Landratskandidat der ÖDP: „Neues Klinikum in Coburg? Ja, aber …“

Eine aktuelle Pressemitteilung zu den Themen Klinikneubau in Coburg und Defizit REGIOMED.

Landratskandidat der ÖDP: „Neues Klinikum in Coburg? Ja, aber
…“

Martin Truckenbrodt fordert Umstrukturierung von REGIOMED Aufsichtsrat und Geschäftsführung

Bringt man verschiedene Punkte und Aspekte zusammen und wiegt diese gegeneinander auf, so kann laut Martin Truckenbrodt, Kandidat der Ökologisch-Demokratischen Partei (ÖDP) zur Landratswahl in Coburg, nur ein Neubau eines Klinikums in Coburg dabei heraus kommen. Auch wenn es sehr schade ist, dass das heutige Coburger Klinikum teilweise nur wenige Jahrzehnte alt ist, müsse man jetzt Nägel mit Köpfen machen. Die ÖDP im Kreisverband Coburg-Kronach lehnt jedoch einen Neubau auf der Grünen Wiese entschieden ab und fordert die Nutzung brachliegender Grundstücke, wie etwa dem alten BGS-Gelände. Das ehemalige BGS-Gelände sei zudem verkehrstechnisch sehr gut gelegen. Wenn dort Altlasten vorhanden sein sollten, dann müssen diese eh beseitigt werden.

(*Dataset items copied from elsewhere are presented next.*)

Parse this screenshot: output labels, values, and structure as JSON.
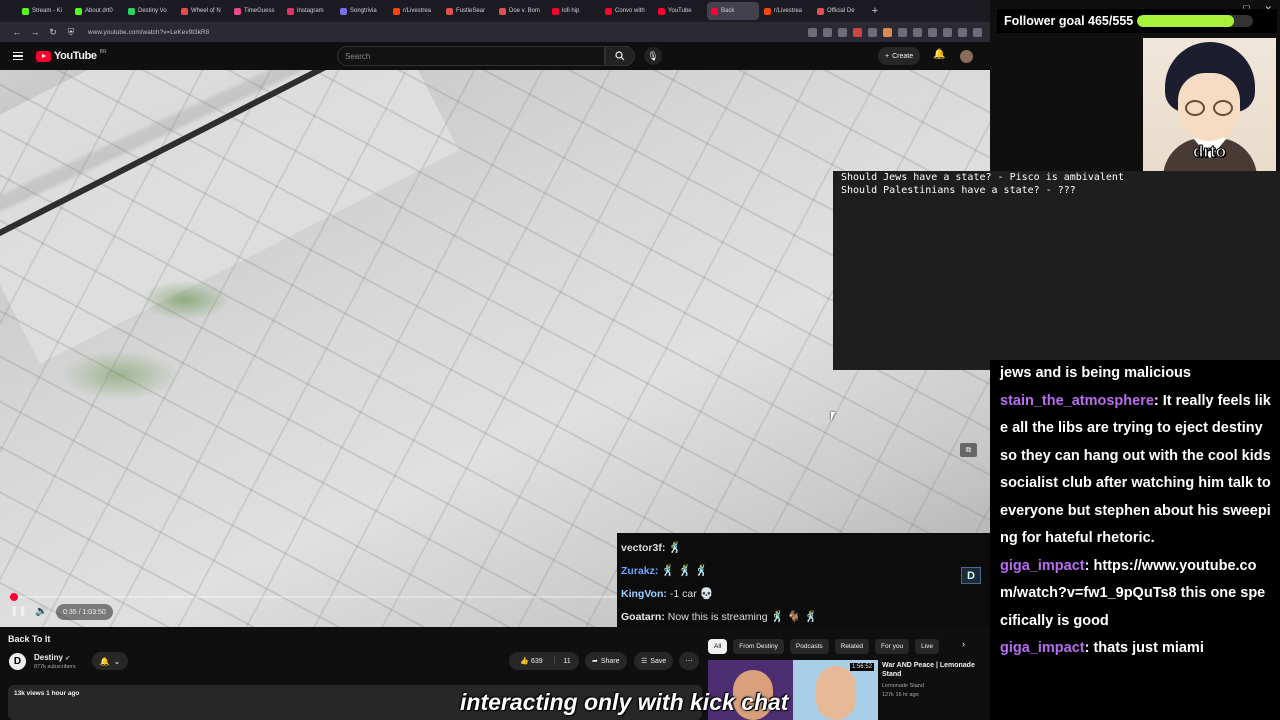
{
  "browser": {
    "tabs": [
      {
        "label": "Stream - Ki",
        "color": "#53fc18"
      },
      {
        "label": "About drt0",
        "color": "#53fc18"
      },
      {
        "label": "Destiny Vo",
        "color": "#2bd45e"
      },
      {
        "label": "Wheel of N",
        "color": "#e64a4a"
      },
      {
        "label": "TimeGuess",
        "color": "#e94b8a"
      },
      {
        "label": "Instagram",
        "color": "#e1306c"
      },
      {
        "label": "Songtrivia",
        "color": "#7a6cf0"
      },
      {
        "label": "r/Livestrea",
        "color": "#ff4500"
      },
      {
        "label": "FustleSear",
        "color": "#e05050"
      },
      {
        "label": "Doe v. Bom",
        "color": "#e05050"
      },
      {
        "label": "lofi hip",
        "color": "#ff0033"
      },
      {
        "label": "Convo with",
        "color": "#ff0033"
      },
      {
        "label": "YouTube",
        "color": "#ff0033"
      },
      {
        "label": "Back",
        "color": "#ff0033"
      },
      {
        "label": "r/Livestrea",
        "color": "#ff4500"
      },
      {
        "label": "Official De",
        "color": "#e05050"
      }
    ],
    "url": "www.youtube.com/watch?v=LeKev9t3kR8"
  },
  "youtube": {
    "search_placeholder": "Search",
    "create_label": "Create",
    "logo_text": "YouTube",
    "logo_country": "BR"
  },
  "player": {
    "progress": 0.006,
    "time": "0:35 / 1:03:50"
  },
  "overlay": {
    "lines": [
      "Should Jews have a state? - Pisco is ambivalent",
      "Should Palestinians have a state? - ???"
    ],
    "follower_goal": {
      "label": "Follower goal 465/555",
      "current": 465,
      "target": 555
    },
    "cam_name": "drto",
    "caption": "interacting only with kick chat",
    "kick_logo": "D"
  },
  "chat": {
    "messages": [
      {
        "user": "",
        "text": "jews and is being malicious"
      },
      {
        "user": "stain_the_atmosphere",
        "text": "It really feels like all the libs are trying to eject destiny so they can hang out with the cool kids socialist club after watching him talk to everyone but stephen about his sweeping for hateful rhetoric."
      },
      {
        "user": "giga_impact",
        "text": "https://www.youtube.com/watch?v=fw1_9pQuTs8 this one specifically is good"
      },
      {
        "user": "giga_impact",
        "text": "thats just miami"
      }
    ]
  },
  "kick_chat": {
    "messages": [
      {
        "user": "vector3f:",
        "text": ""
      },
      {
        "user": "Zurakz:",
        "text": ""
      },
      {
        "user": "KingVon:",
        "text": "-1 car"
      },
      {
        "user": "Goatarn:",
        "text": "Now this is streaming"
      }
    ]
  },
  "video_info": {
    "title": "Back To It",
    "channel": "Destiny",
    "subscribers": "877k subscribers",
    "likes": "639",
    "comments": "11",
    "share_label": "Share",
    "save_label": "Save",
    "views": "13k views  1 hour ago",
    "chips": [
      "All",
      "From Destiny",
      "Podcasts",
      "Related",
      "For you",
      "Live"
    ],
    "recommended": {
      "title": "War AND Peace | Lemonade Stand",
      "channel": "Lemonade Stand",
      "meta": "127k  16 hr ago",
      "badge": "1:56:52"
    }
  }
}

Wichtig sei, dass auf eine nachhaltige Bauweise wertgelegt wird, welche eine möglichst positive Energiebilanz aufweist und einen Betrieb der Gebäude des Klinikums für mindestens 80 Jahre gewährleistet. Auch die Idee eines Klinikcampus befürwortet der Kandidat der ÖDP. Hier müsse nur Wert darauf gelegt werden, dass alle hier räumlich zusammengefassten Einrichtungen unter einer gemeinsamen Trägerschaft betrieben werden. Es könne nicht sein, dass z.B. privatwirtschaftlich betriebene Einrichtungen einseitig von Infrastruktur profitieren, welche von der Öffentlichen Hand finanziert und getragen werden.

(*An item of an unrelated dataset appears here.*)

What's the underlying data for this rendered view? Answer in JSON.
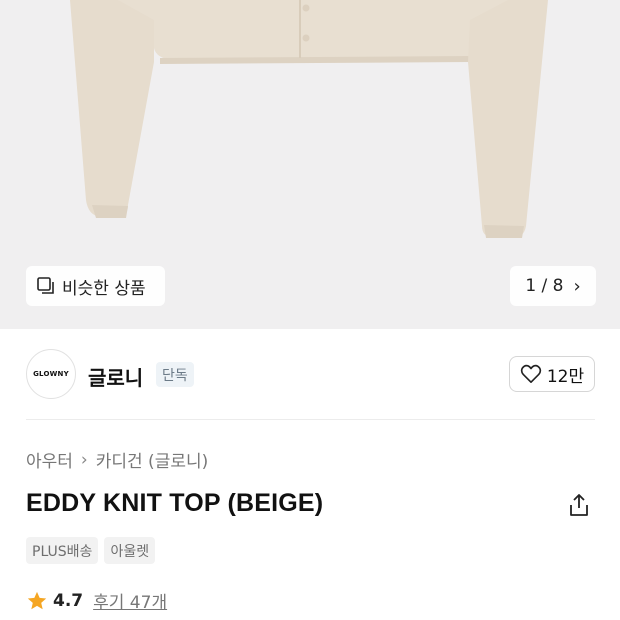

Besonders wichtig sei es auch, dass alle weiteren Kliniken im REGIOMED-Verbund erhalten bleiben. Es müsse nicht jedes Krankenhaus eine vollwertige Notaufnahme aufweisen. In diesem Sinne können einzelne kleinere Fachabteilungen auch auf kleinere Kliniken verlagert werden. Hierbei sind unbedingt die Interessen des Personals zu berücksichtigen, insbesondere auch zu Zeiten des Pflegenotstands. REGIOMED muss seinen Charakter als Verbund behalten. Als dem Allgemeinwohl dienende öffentliche Einrichtung sollte man der Versuchung widerstehen unter vermeintlichen Gründen der Kostenreduzierung Standorte zusammenzufassen und zu zentralisieren. So manches privatwirtschaftliche Unternehmen hat hier auch schon lernen müssen, dass dezentrale Strukturen unter dem Strich doch oft die effizienteren Strukturen sind.

Das jüngst bekanntgewordene Defizit der REGIOMED-Klinken für das Jahr 2018 bezeichnet Truckenbrodt als schwerwiegend. Diesem steht aber immerhin auch ein Jahresumsatz von mehr als 300 Millionen Euro gegenüber, was die Bedeutung des Defizits zumindest etwas relativiert. „Die Ursachen für das Defizit scheinen ausschließlich direkt in der ehemaligen Geschäftsführung beheimatet gewesen zu sein und sind deshalb hoffentlich bereits für die Zukunft beseitigt. Aus meiner Sicht braucht es für REGIOMED keinen Hauptgeschäftsführer. Stattdessen müssen die drei anderen Geschäftsführer beratende und berichtende Mitglieder des Aufsichtsrats werden, alle drei am Qualitätsmanagement beteiligt werden und deren Funktion als Schnittstelle zu den einzelnen Kliniken muss stärker betont werden. Den einzelnen Kliniken selbst muss aber eine möglichst hohe Autonomie erhalten bleiben. Wichtig ist es jetzt, den Ball zum Defizit wieder etwas flacher zu halten. Denn ein Imageverlust könnte für REGIOMED nun deutlich schwerwiegendere wirtschaftliche Folgen haben.“, stellt Truckenbrodt fest.